I’m facing purchasing a new mattress. My back has been telling me it’s time. As I consider all of the options and factors in purchasing a mattress, they sound exactly like the questions my students ask me about purchasing a yoga mat. Should my mat be thick or thin (soft or hard)? What should my mat feel like? What should my mat be made of? “I just got my mat but I think I’m going to return it, it’s so slippery.” I also realized that I have just as intimate a relationship with my yoga mat as I do with my mattress. I spend many hours a week on my mat and it is important that I’m comfortable with my mat.

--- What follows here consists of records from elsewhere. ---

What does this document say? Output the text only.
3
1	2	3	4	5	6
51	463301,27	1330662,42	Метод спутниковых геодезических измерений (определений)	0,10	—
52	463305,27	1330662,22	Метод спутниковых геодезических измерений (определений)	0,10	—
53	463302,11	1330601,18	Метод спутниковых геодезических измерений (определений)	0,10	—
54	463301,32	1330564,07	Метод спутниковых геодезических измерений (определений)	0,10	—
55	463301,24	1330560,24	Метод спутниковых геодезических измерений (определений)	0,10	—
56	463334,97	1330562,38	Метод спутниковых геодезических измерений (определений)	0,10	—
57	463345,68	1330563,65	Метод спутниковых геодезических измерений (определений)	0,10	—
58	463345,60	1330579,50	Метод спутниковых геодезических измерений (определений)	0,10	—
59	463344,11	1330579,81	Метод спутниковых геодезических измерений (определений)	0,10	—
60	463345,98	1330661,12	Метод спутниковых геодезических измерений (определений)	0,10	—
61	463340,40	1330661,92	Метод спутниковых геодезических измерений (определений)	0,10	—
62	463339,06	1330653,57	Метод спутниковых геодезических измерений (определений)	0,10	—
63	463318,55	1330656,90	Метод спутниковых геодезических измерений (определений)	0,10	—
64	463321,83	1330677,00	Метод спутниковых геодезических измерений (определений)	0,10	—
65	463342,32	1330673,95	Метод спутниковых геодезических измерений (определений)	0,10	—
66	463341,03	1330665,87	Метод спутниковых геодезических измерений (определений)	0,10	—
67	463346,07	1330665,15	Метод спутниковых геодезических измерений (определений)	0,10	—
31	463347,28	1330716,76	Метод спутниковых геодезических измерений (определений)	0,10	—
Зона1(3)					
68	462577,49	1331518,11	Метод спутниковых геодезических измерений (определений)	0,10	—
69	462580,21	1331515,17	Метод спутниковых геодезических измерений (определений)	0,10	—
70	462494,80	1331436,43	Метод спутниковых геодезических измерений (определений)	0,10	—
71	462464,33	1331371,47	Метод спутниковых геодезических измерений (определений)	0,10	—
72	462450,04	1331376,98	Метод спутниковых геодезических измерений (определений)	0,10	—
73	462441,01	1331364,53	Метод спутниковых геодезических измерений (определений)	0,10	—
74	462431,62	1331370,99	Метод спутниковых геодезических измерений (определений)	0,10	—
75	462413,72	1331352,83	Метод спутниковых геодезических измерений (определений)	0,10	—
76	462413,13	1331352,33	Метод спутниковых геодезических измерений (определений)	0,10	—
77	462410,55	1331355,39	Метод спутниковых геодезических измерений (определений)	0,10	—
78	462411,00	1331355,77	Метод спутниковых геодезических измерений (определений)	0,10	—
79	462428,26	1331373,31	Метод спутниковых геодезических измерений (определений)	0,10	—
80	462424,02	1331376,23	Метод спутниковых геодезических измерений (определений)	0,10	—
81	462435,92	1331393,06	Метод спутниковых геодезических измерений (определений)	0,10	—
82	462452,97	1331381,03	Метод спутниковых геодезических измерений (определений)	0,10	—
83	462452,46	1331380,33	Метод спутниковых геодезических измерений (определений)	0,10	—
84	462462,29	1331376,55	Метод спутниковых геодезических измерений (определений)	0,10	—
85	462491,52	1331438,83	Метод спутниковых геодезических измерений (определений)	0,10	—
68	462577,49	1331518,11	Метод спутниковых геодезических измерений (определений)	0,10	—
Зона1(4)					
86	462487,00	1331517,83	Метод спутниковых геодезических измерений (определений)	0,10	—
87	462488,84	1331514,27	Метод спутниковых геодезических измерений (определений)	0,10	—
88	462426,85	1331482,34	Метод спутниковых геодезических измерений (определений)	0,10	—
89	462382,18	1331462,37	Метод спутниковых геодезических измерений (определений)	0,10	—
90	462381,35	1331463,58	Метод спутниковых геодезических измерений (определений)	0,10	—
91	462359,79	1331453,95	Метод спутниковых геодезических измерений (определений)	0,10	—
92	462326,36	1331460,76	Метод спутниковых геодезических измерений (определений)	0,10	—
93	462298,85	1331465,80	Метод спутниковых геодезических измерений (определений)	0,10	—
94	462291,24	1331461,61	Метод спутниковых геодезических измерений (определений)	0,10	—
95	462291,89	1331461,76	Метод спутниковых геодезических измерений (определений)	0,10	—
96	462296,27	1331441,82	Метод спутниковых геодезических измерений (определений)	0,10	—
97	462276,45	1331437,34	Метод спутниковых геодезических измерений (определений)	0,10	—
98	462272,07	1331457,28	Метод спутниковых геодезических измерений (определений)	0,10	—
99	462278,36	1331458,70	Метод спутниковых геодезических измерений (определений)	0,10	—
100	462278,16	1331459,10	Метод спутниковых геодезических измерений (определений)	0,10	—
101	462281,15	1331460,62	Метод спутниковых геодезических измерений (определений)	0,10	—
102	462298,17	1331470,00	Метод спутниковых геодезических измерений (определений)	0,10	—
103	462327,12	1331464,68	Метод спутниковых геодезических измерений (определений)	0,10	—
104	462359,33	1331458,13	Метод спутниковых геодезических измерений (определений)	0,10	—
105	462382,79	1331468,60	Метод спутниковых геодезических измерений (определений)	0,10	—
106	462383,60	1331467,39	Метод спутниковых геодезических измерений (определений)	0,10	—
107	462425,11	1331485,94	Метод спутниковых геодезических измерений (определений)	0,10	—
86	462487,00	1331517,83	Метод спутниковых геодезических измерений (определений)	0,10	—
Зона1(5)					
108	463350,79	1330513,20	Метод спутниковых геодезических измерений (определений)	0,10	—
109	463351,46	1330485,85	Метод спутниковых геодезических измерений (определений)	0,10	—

For me the single most important factor in my relationship with my mat is how I feel about it. If I squirm and slip while I’m practicing yoga, It’s just not the mat for me. If I can’t relax during Savasana it’s not the mat for me. It doesn’t matter if the mat is thick or thin, if it is made of rubber or not – being comfortable is my deciding factor. You simply cannot tell just by looking, or even using a mat one or two times, if you will be comfortable with that mat. That is why I’m grateful that most studios have mats for rent or use. This way you don’t have to suffer through using whatever mat you got for free or the least expensive mat. You can try several mats to determine which mat you are comfortable with. I always encourage my students to try several mats until they are sure they have found their “perfect” mat. This is a lifelong relationship you’re investing in.
I went through five different mats before I found the one I was most comfortable with. It is a rubber mat, which makes it very sticky, and it is very thin, which helps with my balance challenges. It is turquoise and makes me think of the ocean every time I step on it. When I’m in Savasana I hear the gentle waves lapping against my mat and I’m in the islands relaxing. It is not the least expensive mat nor the most expensive mat, but it’s my mat.
I just mentioned some of the things you should consider when finding the perfect mat. Here are some more things to consider. Do you need a thicker mat? Do you have joint issues that would benefit from extra padding? Or is balance your biggest challenge (and therefore a thinner mat would be better for you)? Do you practice Bikram Yoga (hot yoga) and need a very sticky mat to keep you from slipping through all the sweat? Is texture a big issue for you? There are several mats that have two sides with two different textures to them. Are you latex sensitive? You need to choose a rubber-free mat. Are environmental concerns your deciding factor? There are sustainably manufactured mats.
After I purchased my perfect mat I was completely frustrated. I had tried it out for several weeks at the yoga studio, and it was great, but when I used the mat I purchased I slipped and couldn’t get set in a stable flow. I was going to return the mat until I had a conversation with my teacher. She asked if I had prepared my mat for class. I thought she was making a joke but she was dead serious. Another learning experience for me. You need to let your mat breathe for a couple of days before you use it. Lay it out at home flat. Don’t use detergent dish soap to wash your mat. Make sure it is completely clear of soap, or you will slip when you practice the first few times. If it is warm out, and you have a place to do it, air it out outside. You will be much happier with your mat if it’s prepared correctly.
I like to remind myself that Yoga is a mind-body connection. It is deliberate and meditative. Yoga helps you become strong physically, mentally and spiritually, just as our sleep helps us to heal and regenerate. We don’t leave our sleep to just any old mattress, so don’t leave your Yoga to just any old mat.